In the mood for thymus? Try the sweetbreads at Pegasus
Sweetbreads are the poor man's foie gras, and now that duck livers have been outlawed, they're your only option. While not as insanely indulgent, sweetbreads have a similar richness and texture, and the outside is usually seared to a crispy counterpoint or sauteed in a crunchy batter coating. There a hundred different places to get calf sweetbreads in the city, but for a twist, try the glykadia (broiled lamb sweet breads) at Pegasus. Served with a wedge of feta, the lamb sweetbreads are crispy with smoky bits of char on the outside and perfumed with oregano and lemon. You can't do better on price and portion, and you can chomp down while lingering over the city skyline on the restaurant's rooftop deck.
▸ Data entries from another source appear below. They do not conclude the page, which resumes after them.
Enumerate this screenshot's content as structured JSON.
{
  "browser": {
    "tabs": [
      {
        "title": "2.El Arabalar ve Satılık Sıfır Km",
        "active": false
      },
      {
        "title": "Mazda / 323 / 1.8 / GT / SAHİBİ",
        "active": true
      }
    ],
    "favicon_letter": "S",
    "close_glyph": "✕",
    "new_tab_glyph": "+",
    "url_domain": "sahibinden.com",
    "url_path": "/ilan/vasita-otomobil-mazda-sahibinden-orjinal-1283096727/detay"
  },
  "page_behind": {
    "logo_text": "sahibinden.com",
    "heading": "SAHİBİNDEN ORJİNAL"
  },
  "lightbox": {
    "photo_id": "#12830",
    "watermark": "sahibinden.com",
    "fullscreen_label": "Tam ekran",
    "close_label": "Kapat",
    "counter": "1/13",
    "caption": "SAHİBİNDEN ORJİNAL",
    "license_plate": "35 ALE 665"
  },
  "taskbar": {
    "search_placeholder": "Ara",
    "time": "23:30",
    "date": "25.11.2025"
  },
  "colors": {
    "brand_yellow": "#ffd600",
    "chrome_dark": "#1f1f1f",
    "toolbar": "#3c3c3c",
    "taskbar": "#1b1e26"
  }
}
Sample organ meats of any variety at La Sardine
The first rule of sausage is that you should never ask what's in it, but boudin noir, also known as blood sausage, kind of tips its hand with the name. Indeed, pig's blood is the binder, but it's the garlic, pork and the quatre epices (traditional spice mixture of peppers, cloves, nutmeg, and ginger) that you'll taste. Think of it as French kielbasa and you'll be fine. At La Sardine it's served with caramelized granny smith apple, a small green salad and a dollop of spicy Dijon mustard. After a few bites you'll be dreaming of Parisian charcuteries overflowing with ruddy meats. La Sardine also serves calf sweetbreads dusted with bread crumbs and served with creamy macaroni gratin, and tender creamy kidneys in white wine mustard reduction.

The best stomach for your stomach: Pho sure at Hai Yen (Uptown)
Pho (pronounce fuh) is like the Vietnamese version of chicken noodle soup. A good bowl of pho warms the body, soothes during sickness and satisfies the soul, and the bowl of pho dac biet at Hai Yen may change lives. It's a tasty conglomeration of hearty cuts of beef brisket, beef flank, meatballs, bible tripe (cow stomach), tendon, rice noodles and scallions floating in a light beef broth, accompanied by a buffet of fresh-cut sweet basil, cilantro, bean sprouts, lime, sriracha (garlic chili sauce) and sweet plummy Hoisin that make the bowl zing. Sure it's got tripe and tendon, but that's where the flavor base of the rich sweet broth comes.